Wednesday, January 21, 2009

Jonesing for an Energy Audit

My house has an insulation problem. It doesn’t have any. If Jane and I were caught up in the terrible blackout that plagued Toronto’s west-end from January 15 to 16, our house would have transformed into a deep freezer.

For the privilege of living in a drafty house, Jane and I pay hefty utility bills and a heftier carbon toll – 3.91 tonnes to be exact or half my total greenhouse gas emissions in 2008.

Up until now we’ve focused on the ‘low-hanging fruit’ of greenhouse gas reductions, such as installing compact florescent light bulbs, hanging laundry to dry year-round, choosing local and organic produce and products, enjoying a vegetarian diet, biking and taking transit, and of course reducing, reusing and recycling. If you’ve been following my blog, you know what I’m talking about.

Jane and I have done all we can to live lightly but we have to prepare for the next step. It’s time to get serious about calling in a home energy auditor.

Energy Audit
Solar panels and geothermal are fun and all, but first things first. Before transforming our home into an energy producer, we need to ensure that it’s not an energy drainer.

Our governments provide homeowners like Jane and me with incentives to make our houses more energy-efficient.

For my American friends, the U.S. Department of Energy currently provides financing solutions and incentives for homes and businesses. Click here to learn more. With the new administration I am sure (hope) that a more comprehensive program is to come.

Canadians have the ecoENERGY Retrofit – Homes Program, which provides rebates for home energy efficiency renovations. These are the steps to follow:
  • Call in a licensed energy auditor to evaluate the home and provide a comprehensive assessment and energy efficiency rating (between 1 and 100, with 100 being most efficient). I can only imagine what the rating of our house will be. The full cost to do so is about $300 with half that covered by the provincial government. In my case that’s Ontario. So we will pay about $150.
  • Do the work based on the auditor’s advice. The average cost to retrofit a home is $5,000. This may include insulating the attic and walls, installing energy efficient windows and doors, caulking up the cracks, etc.
  • After the work is done, or 18 months have passed, call in the auditor again for a final assessment. Based on your rating – and how much it’s improved – the federal and provincial governments will provide up to $5,000 in rebates. Check your provincial government for how much they are willing to kick in. In Ontario, it’s up to $5,000.

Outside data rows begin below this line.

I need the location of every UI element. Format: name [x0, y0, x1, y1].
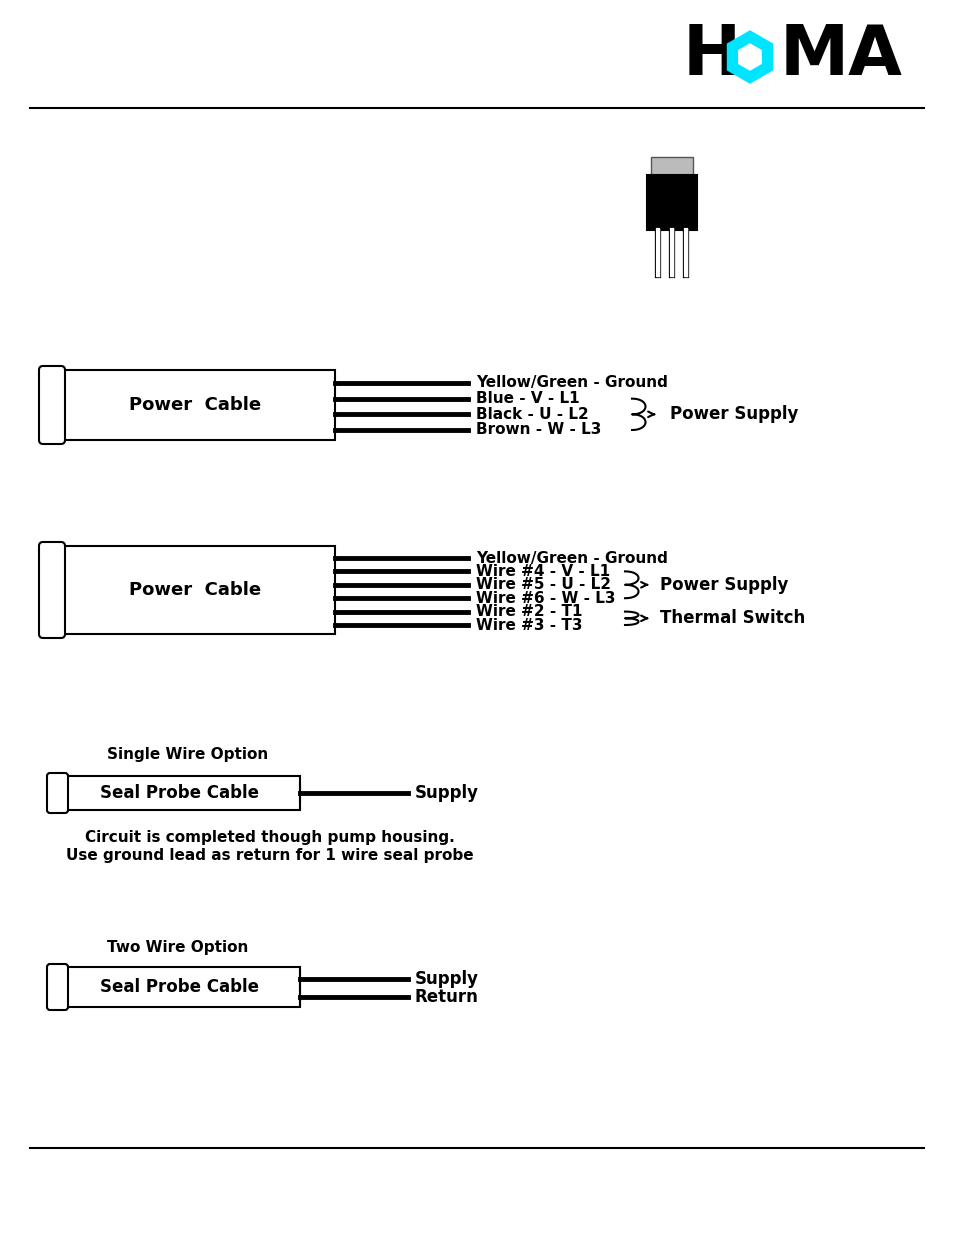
Text: Use ground lead as return for 1 wire seal probe: Use ground lead as return for 1 wire sea…: [66, 848, 474, 863]
Text: Return: Return: [415, 988, 478, 1007]
Text: Brown - W - L3: Brown - W - L3: [476, 422, 600, 437]
Polygon shape: [727, 31, 772, 83]
Text: Wire #6 - W - L3: Wire #6 - W - L3: [476, 590, 615, 605]
Bar: [60, 776, 299, 810]
FancyBboxPatch shape: [39, 366, 65, 445]
Text: Yellow/Green - Ground: Yellow/Green - Ground: [476, 551, 667, 566]
Text: Supply: Supply: [415, 969, 478, 988]
Bar: [55, 370, 335, 440]
Text: H: H: [682, 22, 740, 89]
Bar: [646, 175, 697, 230]
FancyBboxPatch shape: [39, 542, 65, 638]
Text: MA: MA: [780, 22, 902, 89]
Text: Wire #4 - V - L1: Wire #4 - V - L1: [476, 564, 610, 579]
Text: Blue - V - L1: Blue - V - L1: [476, 391, 579, 406]
Polygon shape: [738, 44, 760, 70]
Text: Supply: Supply: [415, 784, 478, 802]
FancyBboxPatch shape: [47, 965, 68, 1010]
Text: Wire #5 - U - L2: Wire #5 - U - L2: [476, 577, 610, 593]
Text: Seal Probe Cable: Seal Probe Cable: [100, 784, 259, 802]
Bar: [650, 157, 692, 175]
Text: Wire #3 - T3: Wire #3 - T3: [476, 618, 582, 632]
Text: Power  Cable: Power Cable: [129, 580, 261, 599]
Text: Circuit is completed though pump housing.: Circuit is completed though pump housing…: [85, 830, 455, 845]
FancyBboxPatch shape: [47, 773, 68, 813]
Text: Two Wire Option: Two Wire Option: [107, 940, 248, 955]
Text: Thermal Switch: Thermal Switch: [659, 609, 804, 627]
Text: Black - U - L2: Black - U - L2: [476, 406, 588, 422]
Text: Wire #2 - T1: Wire #2 - T1: [476, 604, 582, 619]
Text: Single Wire Option: Single Wire Option: [107, 747, 268, 762]
Text: Power  Cable: Power Cable: [129, 396, 261, 414]
Text: Seal Probe Cable: Seal Probe Cable: [100, 978, 259, 995]
Bar: [55, 546, 335, 634]
Bar: [60, 967, 299, 1007]
Text: Yellow/Green - Ground: Yellow/Green - Ground: [476, 375, 667, 390]
Text: Power Supply: Power Supply: [669, 405, 798, 424]
Text: Power Supply: Power Supply: [659, 576, 787, 594]
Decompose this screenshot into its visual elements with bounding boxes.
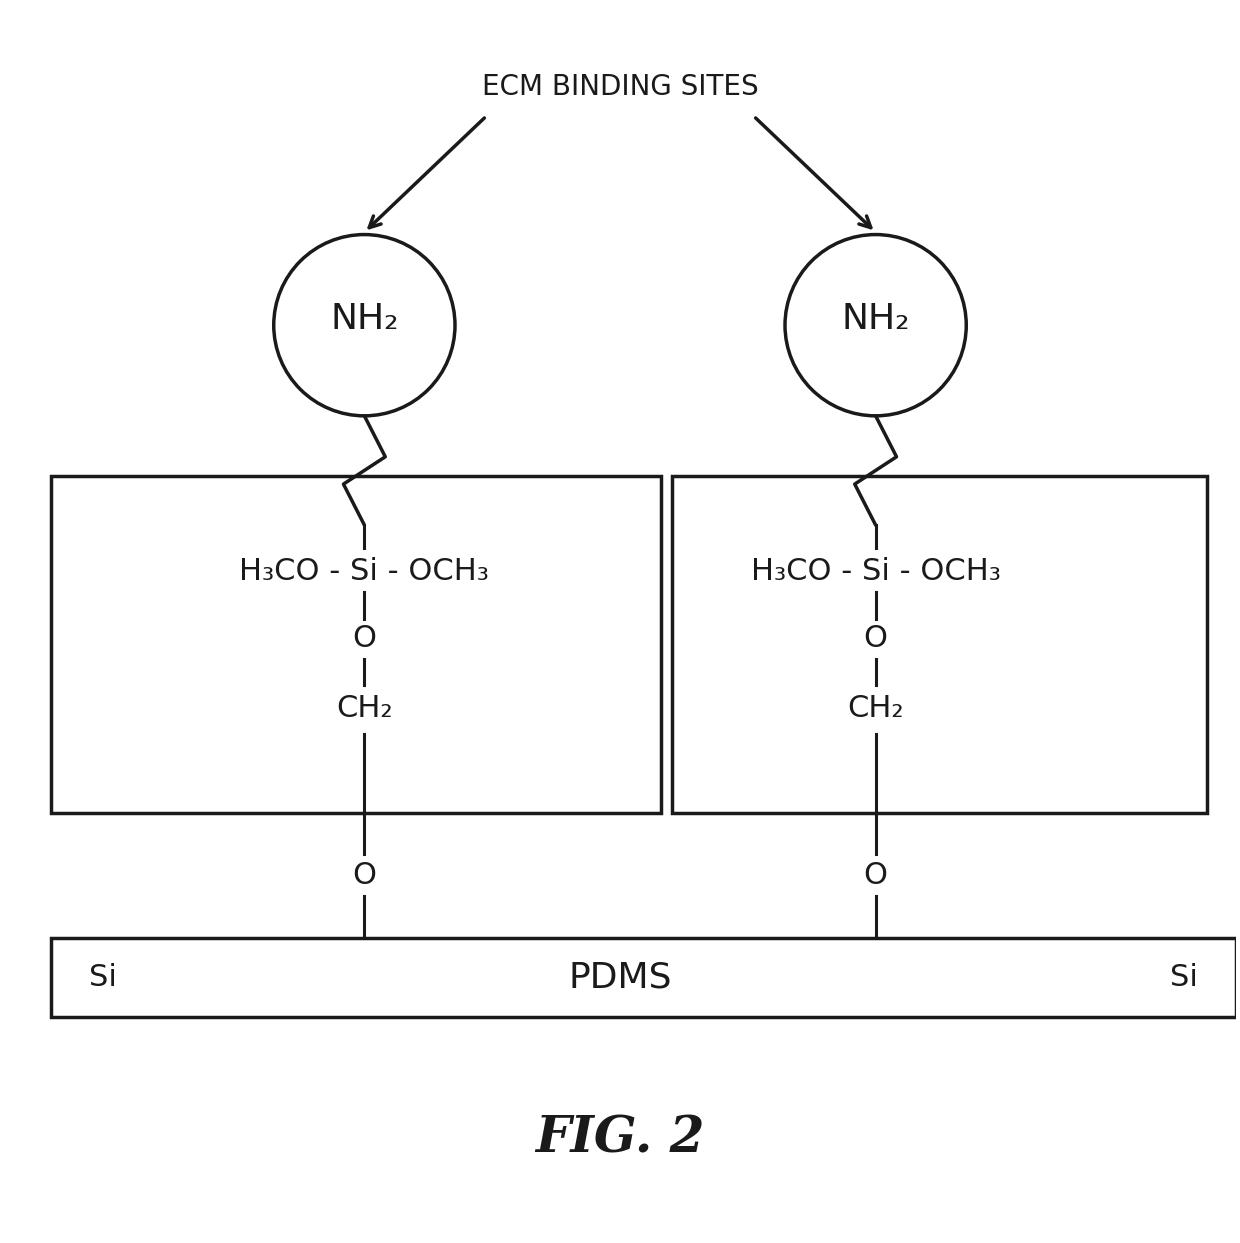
Text: FIG. 2: FIG. 2 [536,1114,704,1163]
Text: Si: Si [89,962,117,992]
Bar [672,476,1207,813]
Text: O: O [352,861,377,890]
Text: CH₂: CH₂ [847,694,904,723]
Bar [51,937,1236,1017]
Text: O: O [863,624,888,654]
Text: CH₂: CH₂ [336,694,393,723]
Text: NH₂: NH₂ [330,302,398,337]
Bar [51,476,661,813]
Text: ECM BINDING SITES: ECM BINDING SITES [481,73,759,101]
Text: PDMS: PDMS [568,960,672,994]
Text: H₃CO - Si - OCH₃: H₃CO - Si - OCH₃ [239,557,490,585]
Text: O: O [863,861,888,890]
Text: H₃CO - Si - OCH₃: H₃CO - Si - OCH₃ [750,557,1001,585]
Text: Si: Si [1169,962,1198,992]
Text: O: O [352,624,377,654]
Text: NH₂: NH₂ [842,302,910,337]
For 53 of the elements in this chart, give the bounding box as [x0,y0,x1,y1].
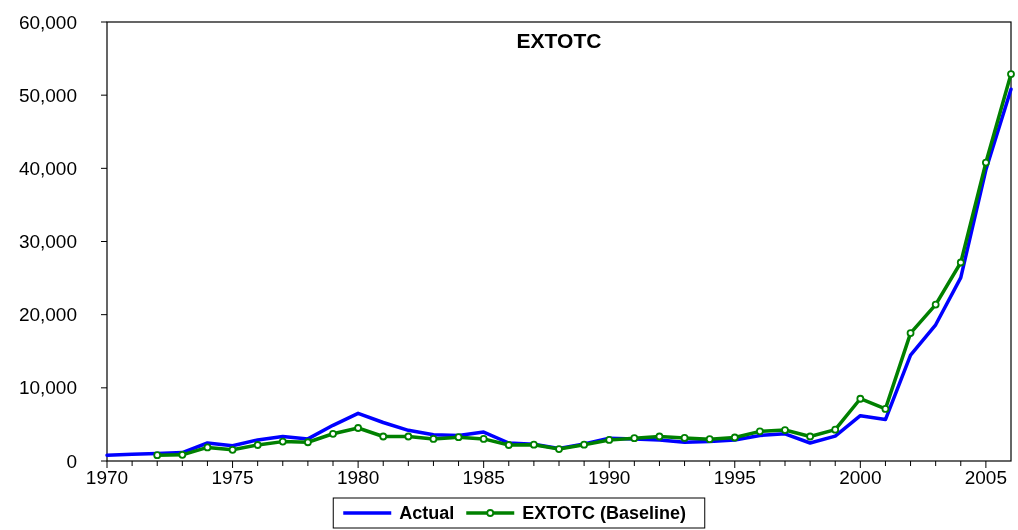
point [555,445,563,453]
x-tick-label: 1995 [713,467,756,488]
point [781,426,789,434]
point [228,445,237,454]
y-tick-label: 10,000 [18,377,77,399]
point [605,436,614,444]
point [730,433,739,442]
point [429,435,438,443]
point [404,432,413,441]
point [354,424,363,432]
x-tick-label: 1990 [588,467,631,488]
point [253,441,262,449]
point [329,429,337,438]
x-tick-label: 1970 [85,467,129,488]
x-tick-label: 2005 [964,467,1008,488]
y-tick-label: 50,000 [18,84,77,106]
point [153,451,162,460]
y-tick-label: 0 [66,450,77,472]
x-tick-label: 1985 [462,467,505,488]
y-tick-label: 40,000 [18,157,77,179]
point [755,427,764,436]
y-tick-label: 30,000 [18,231,77,253]
point [278,437,287,446]
x-tick-label: 1980 [336,467,380,488]
y-tick-label: 60,000 [18,11,77,33]
point [580,440,589,449]
point [303,438,312,447]
point [630,434,639,443]
legend-label: EXTOTC (Baseline) [522,503,686,524]
point [856,394,865,403]
point [203,443,212,452]
x-tick-label: 2000 [839,467,882,488]
point [906,329,915,338]
point [981,158,990,167]
x-tick-label: 1975 [211,467,254,488]
point [881,405,890,413]
chart-title: EXTOTC [516,29,602,52]
point [806,432,815,441]
point [504,441,513,449]
point [655,432,664,441]
point [529,440,538,449]
point [680,433,689,442]
point [831,425,840,434]
legend-label: Actual [399,503,455,524]
point [705,435,714,444]
point [379,432,388,441]
point [479,435,488,443]
point [1007,70,1015,78]
point [178,450,187,459]
point [454,433,463,442]
y-tick-label: 20,000 [18,304,77,326]
point [931,300,940,309]
point [956,258,965,267]
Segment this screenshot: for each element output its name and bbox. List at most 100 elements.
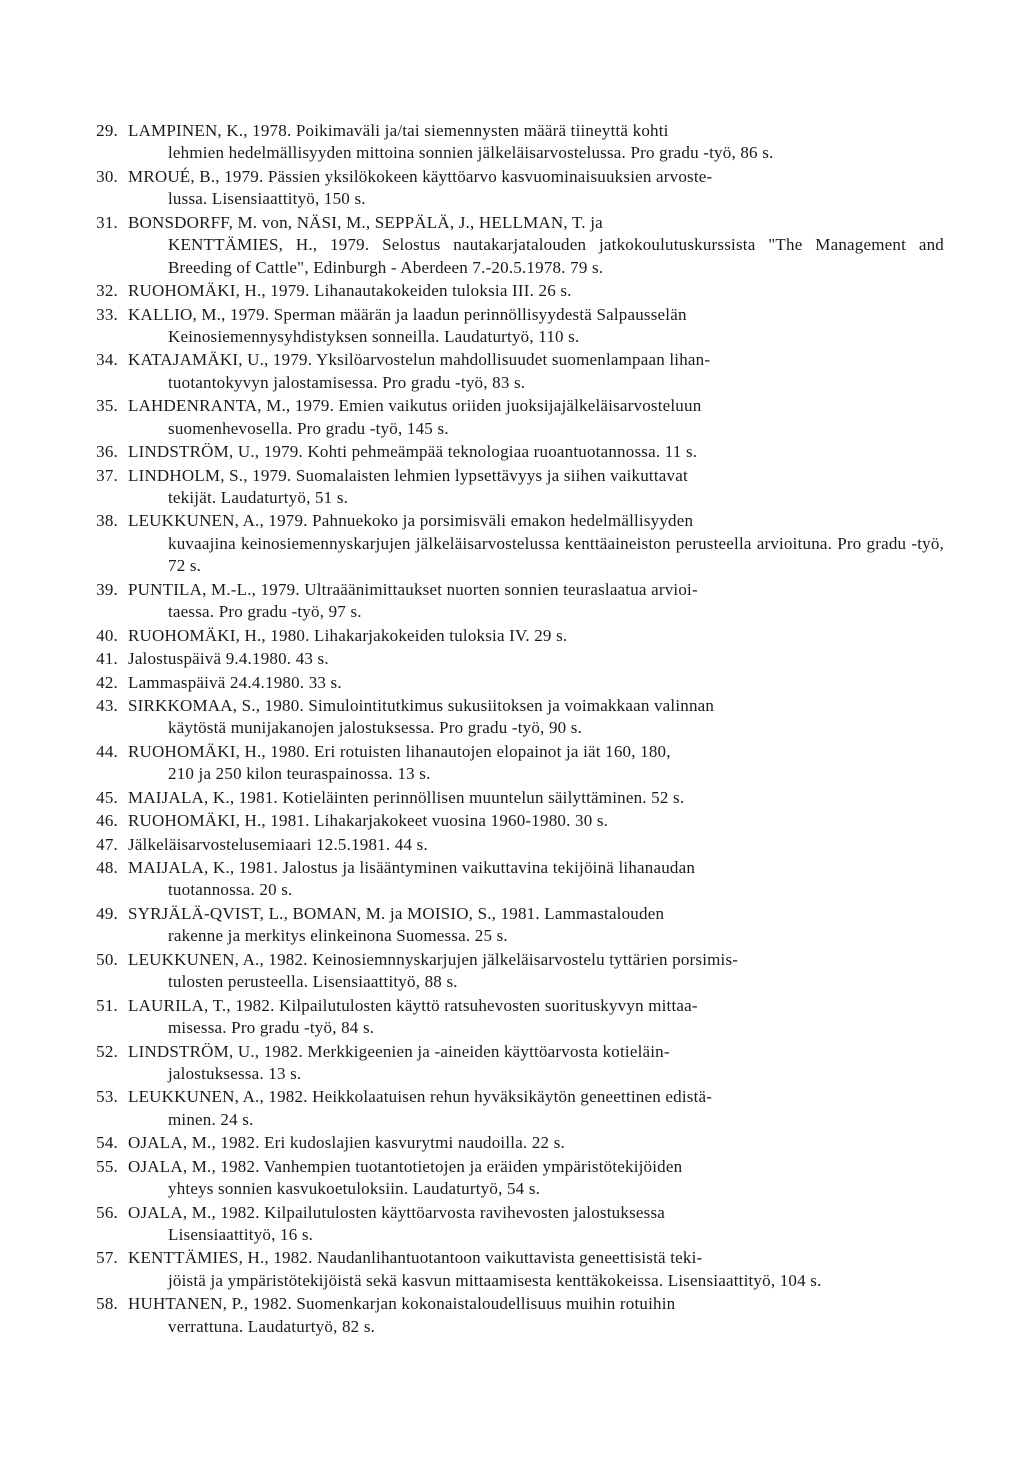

Financial Assistance and Incentives
Retrofits require money upfront. Jane and I have been working with our Mortgage Broker Bonnie Smith at Invis about securing a Home Equity Line of Credit with the institution that handles our mortgage. The timing is good due to the current low interest rates. This way we will increase home comfort – and possibly home value - while decreasing utility costs. The government rebates will help offset the overall retrofit price. In addition, Canada Mortgage and Housing Corporation (CMHC), and Genworth Financial Canada offer a 10 percent refund on mortgage loan insurance premiums when a borrower buys or builds an energy-efficient home or makes energy-saving renovations to an existing home.

TD Bank has pioneered the Green Mortgage and Green Home Equity Line of Credit. Jane and I plan to fold our loan in with our current mortgage, otherwise we’d contact TD.

I will keep you posted on our progress.